A great deal of thought is being given, both here and abroad, to the proper training of apprentices and to the finding of light work for those who have been discharged from the service, unable because of some injury to resume their previous occupations.

There are many branches of photographic work that require skill and practice rather than originality, and such work can be taught the apprentice whether he has a natural talent for photographic work or not.

In previous articles we have given suggestions for the training of apprentices in developing, printing and after-processes, and we think it is quite essential that copying should be made a part of the training of an apprentice. Copying should certainly come before the making of sittings, if the apprentice aspires to be an operator, for a thorough knowledge of copying will lead to a better understanding of other branches of photographic work.

To many photographers who are operators, copying is distasteful. There is satisfaction in creating a thing but not in reproducing the creation of another. For this reason there are more poor copies made than there should be.

There should be the same incentive to produce a good copy as a good original, and if you are a photographer who dislikes copying, we would suggest that you teach another to do this work well and then get as much of it to do as you can.

The advantage in copying is that you are sure to please your patron if your copy is as good as the original, and you can often make it better. The important things are to light the copy right, to use the right material, to expose right and develop right. This seems very simple and is, but there are chances for failure.

It is best to light the copy from both sides to eliminate grain if the print to be copied is on rough paper. The photo-engraver uses an arc light at each side of of his copy, and many commercial photographers use the same arrangement for similar work. It is a simple matter to arrange two fairly high power lamps with reflectors that will throw the light directly on the copy.

The great advantage in artificial light is that it is sufficiently constant to enable one to judge the necessary exposure with the greatest accuracy. But where subjects vary greatly exposures will also vary greatly. The print that is yellowed with age or the sepia toned print on buff stock will often lead one to underexpose. It must be remembered that the yellowed highlights must have sufficient exposure to produce sufficient density in the negative regardless of the rest of the image.

Another mistake is to misjudge the contrast of the print that is to be copied. When the original photograph was made, part of the subject was in full light and part of it was in shadow, as is the case whenever you photograph a person, or an object that is not flat. When you copy the print all of it is in full light. There are no shadows produced by your light - only several tones, all in full light, and from every part of the paper on which the print is made there is much more light reflected then there was from any of the shadows of the original. You must make a negative that will, as nearly as possible, duplicate the contrasts of the negative from which the print you are copying was made.

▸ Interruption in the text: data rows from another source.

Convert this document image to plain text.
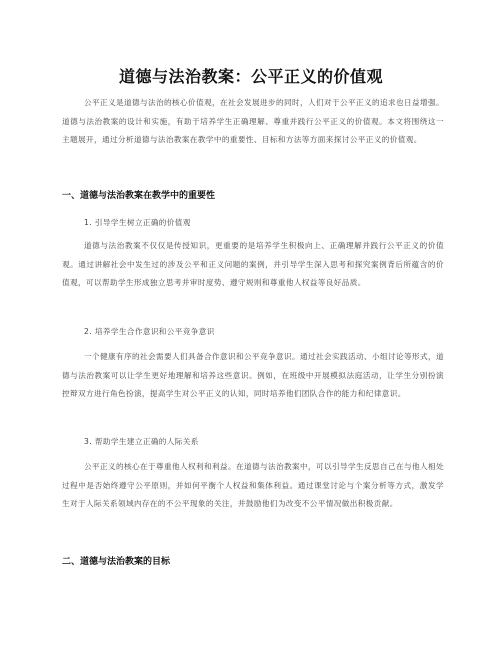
道德与法治教案：公平正义的价值观
公平正义是道德与法治的核心价值观，在社会发展进步的同时，人们对于公平正义的追求也日益增强。道德与法治教案的设计和实施，有助于培养学生正确理解、尊重并践行公平正义的价值观。本文将围绕这一主题展开，通过分析道德与法治教案在教学中的重要性、目标和方法等方面来探讨公平正义的价值观。
一、道德与法治教案在教学中的重要性
1. 引导学生树立正确的价值观
道德与法治教案不仅仅是传授知识，更重要的是培养学生积极向上、正确理解并践行公平正义的价值观。通过讲解社会中发生过的涉及公平和正义问题的案例，并引导学生深入思考和探究案例背后所蕴含的价值观，可以帮助学生形成独立思考并审时度势、遵守规则和尊重他人权益等良好品质。
2. 培养学生合作意识和公平竞争意识
一个健康有序的社会需要人们具备合作意识和公平竞争意识。通过社会实践活动、小组讨论等形式，道德与法治教案可以让学生更好地理解和培养这些意识。例如，在班级中开展模拟法庭活动，让学生分别扮演控辩双方进行角色扮演，提高学生对公平正义的认知，同时培养他们团队合作的能力和纪律意识。
3. 帮助学生建立正确的人际关系
公平正义的核心在于尊重他人权利和利益。在道德与法治教案中，可以引导学生反思自己在与他人相处过程中是否始终遵守公平原则，并如何平衡个人权益和集体利益。通过课堂讨论与个案分析等方式，激发学生对于人际关系领域内存在的不公平现象的关注，并鼓励他们为改变不公平情况做出积极贡献。
二、道德与法治教案的目标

For the reasons given above, an emulsion of considerable contrast must be used or contrast must be secured in some other way. A slow emulsion in most cases will give the contrast desired. Royal Process or Seed 23 Plates will give excellent results. If the print is yellowed with age a color-sensitive plate and a yellow filter will help you to secure increased contrast.

If Wratten Filters are used and the color of the filter is darker than the color of the yellowed highlights they will photograph as though they were white. Commercial Ortho Film or a Wratten Panchromatic Plate and the G Filter will usually give best results, though a lighter yellow filter such as the K2 may often be used.

Whether there is color to contend with or not a color-sensitive film or plate and a yellow filter will help contrast by cutting out a great amount of the surface reflection that flattens the copy negative.

Exposure is important, and much longer exposures will have to be given when filters are used. The results are worth the trouble, however, for if a print is yellowed with age and the yellow is eliminated by using a filter, the result is the same as would be secured if your copy negative had been made from a fresh, brilliant print.

Aside from the use of filters, the proper judgment of the strength of light and the exposure required for the nature of the print to be copied, the increased length of bellows and its effect on the value of your stops must be considered.

If you are making a copy the exact size of the original with a lens of 8-inch focus, the distance from lens to plate will be 16 inches and your f. 8 stop will be reduced in value to f. 16 and other stops in proportion.

Eastman Portrait Film Negative, Artura Print By Pasquale S. Culotta Baltimore, Md.

Eastman Portrait Film Negative, Artura Print By Pasquale S. Culotta Baltimore, Md.

The stop value is determined by dividing the effective aperture of the stop into the focal length of the lens. The f. 8 stop of a lens of 8-inch focus would be 1 inch in diameter. With the bellows extended to 11 inches or 16 inches or 22 inches, the f. 8 stop would have a value of f. 11 or f. 16 or f. 22.